Eyyühel uşşâk âteş keşte çün istâreim Lâcerem raksan heme şeb gerd-i on meh- pâreîm
Ey âşıklar, gelin bakın, gelin bakın, ey iş erleri.
Gelin de bizi görün işte…
Bakın nasıl yıldızlar gibi ateş kesilmişiz, ayın yöresinde bütün gece nasıl oynayıp dönmeye koyulmuşuz.
Güneşimiz gideli ortaya nasıl çıkmışız işte bakın.

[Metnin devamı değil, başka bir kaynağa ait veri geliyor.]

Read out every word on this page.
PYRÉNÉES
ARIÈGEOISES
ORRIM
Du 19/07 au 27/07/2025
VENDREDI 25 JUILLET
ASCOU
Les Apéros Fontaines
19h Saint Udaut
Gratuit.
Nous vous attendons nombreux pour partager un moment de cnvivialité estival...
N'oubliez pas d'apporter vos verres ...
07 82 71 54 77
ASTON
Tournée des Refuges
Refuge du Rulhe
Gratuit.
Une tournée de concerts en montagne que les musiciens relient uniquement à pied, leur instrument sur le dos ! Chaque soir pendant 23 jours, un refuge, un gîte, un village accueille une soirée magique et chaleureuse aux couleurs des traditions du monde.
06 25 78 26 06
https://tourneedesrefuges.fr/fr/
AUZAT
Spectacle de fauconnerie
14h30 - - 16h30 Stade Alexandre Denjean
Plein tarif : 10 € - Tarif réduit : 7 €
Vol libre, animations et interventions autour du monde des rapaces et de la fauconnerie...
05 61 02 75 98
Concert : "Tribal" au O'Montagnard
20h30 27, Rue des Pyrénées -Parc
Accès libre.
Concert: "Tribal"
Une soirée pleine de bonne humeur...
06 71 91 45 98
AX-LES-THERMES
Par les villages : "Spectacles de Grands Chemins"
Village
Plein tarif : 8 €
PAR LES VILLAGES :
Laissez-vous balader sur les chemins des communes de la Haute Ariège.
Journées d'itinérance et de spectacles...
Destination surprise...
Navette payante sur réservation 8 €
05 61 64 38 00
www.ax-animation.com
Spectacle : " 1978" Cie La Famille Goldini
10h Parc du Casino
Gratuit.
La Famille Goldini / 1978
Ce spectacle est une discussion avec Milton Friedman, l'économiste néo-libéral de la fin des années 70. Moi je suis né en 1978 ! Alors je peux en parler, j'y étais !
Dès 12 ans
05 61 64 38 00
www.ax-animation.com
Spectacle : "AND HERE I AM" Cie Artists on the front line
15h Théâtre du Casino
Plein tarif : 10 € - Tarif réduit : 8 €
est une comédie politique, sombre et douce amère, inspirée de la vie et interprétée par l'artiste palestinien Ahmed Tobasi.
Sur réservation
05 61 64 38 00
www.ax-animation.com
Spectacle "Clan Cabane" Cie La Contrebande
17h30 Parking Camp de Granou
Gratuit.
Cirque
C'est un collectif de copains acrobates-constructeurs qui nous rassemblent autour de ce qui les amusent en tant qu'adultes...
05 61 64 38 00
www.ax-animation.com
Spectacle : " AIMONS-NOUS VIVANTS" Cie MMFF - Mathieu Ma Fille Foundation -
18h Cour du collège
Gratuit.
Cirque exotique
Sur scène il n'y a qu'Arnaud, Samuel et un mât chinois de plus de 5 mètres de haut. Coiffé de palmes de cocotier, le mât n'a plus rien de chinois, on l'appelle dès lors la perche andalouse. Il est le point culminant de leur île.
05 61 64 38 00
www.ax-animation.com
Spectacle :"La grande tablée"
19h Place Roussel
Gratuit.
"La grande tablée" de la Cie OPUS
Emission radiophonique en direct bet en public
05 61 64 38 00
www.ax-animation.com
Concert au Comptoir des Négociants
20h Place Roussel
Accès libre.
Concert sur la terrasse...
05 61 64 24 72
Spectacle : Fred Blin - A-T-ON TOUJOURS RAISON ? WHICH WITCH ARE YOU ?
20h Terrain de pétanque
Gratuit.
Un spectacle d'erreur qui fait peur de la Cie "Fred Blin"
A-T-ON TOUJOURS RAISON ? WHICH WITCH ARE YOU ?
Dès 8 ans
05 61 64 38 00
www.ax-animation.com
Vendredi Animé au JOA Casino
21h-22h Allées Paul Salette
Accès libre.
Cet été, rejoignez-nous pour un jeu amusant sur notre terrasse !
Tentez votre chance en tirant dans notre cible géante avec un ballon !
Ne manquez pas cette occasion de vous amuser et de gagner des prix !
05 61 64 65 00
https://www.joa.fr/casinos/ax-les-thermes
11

Bakın nasıl anadan doğma çırılçıplak olmuşuz, nasıl başıboş olmuşuz bakın.
Ey âşıklar, gelin, gelin ey iş erleri, şarabın en tatlısı burada işte bakın, işte burada şarabın en iyisi, işte burada yıllanmışı şarabın.
Tanyeri ağarınca her gün, güzeller sultanımız çağırır, haydi der, ey çaresizler der, gelin, âşıklara derman olan biziz asıl, âşıklara biziz asıl tek çare, der.
Turdağı o şarabı içti. Körkandil şarhoş oldu. Turdağı kendinden geçti.
Bizim elimizden ne gelir, biz demirden dağ değiliz ki!
Gökyüzünde, harman yerinde, yanan yıldızlarız ama, kesilsek dilim dilim, bölünsek parça parça, olsak arpa gibi, tane tane, gene de söz açamayız sırdan yana, veremeyiz ondan bir zerre bile.
Diyorlar aşk deli. Ama biz zırdeliyiz.
Diyorlar kötülüğe götürür insanı insanın içi.
Ama biz o iç’e emrederiz Tek bir aşka tutulmuşuz yani, yani senin aşkına tutulmuşuz.
Sen bir kez daha şu yolculuktan dön gel, gel Allah aşkına bir gör halimizi.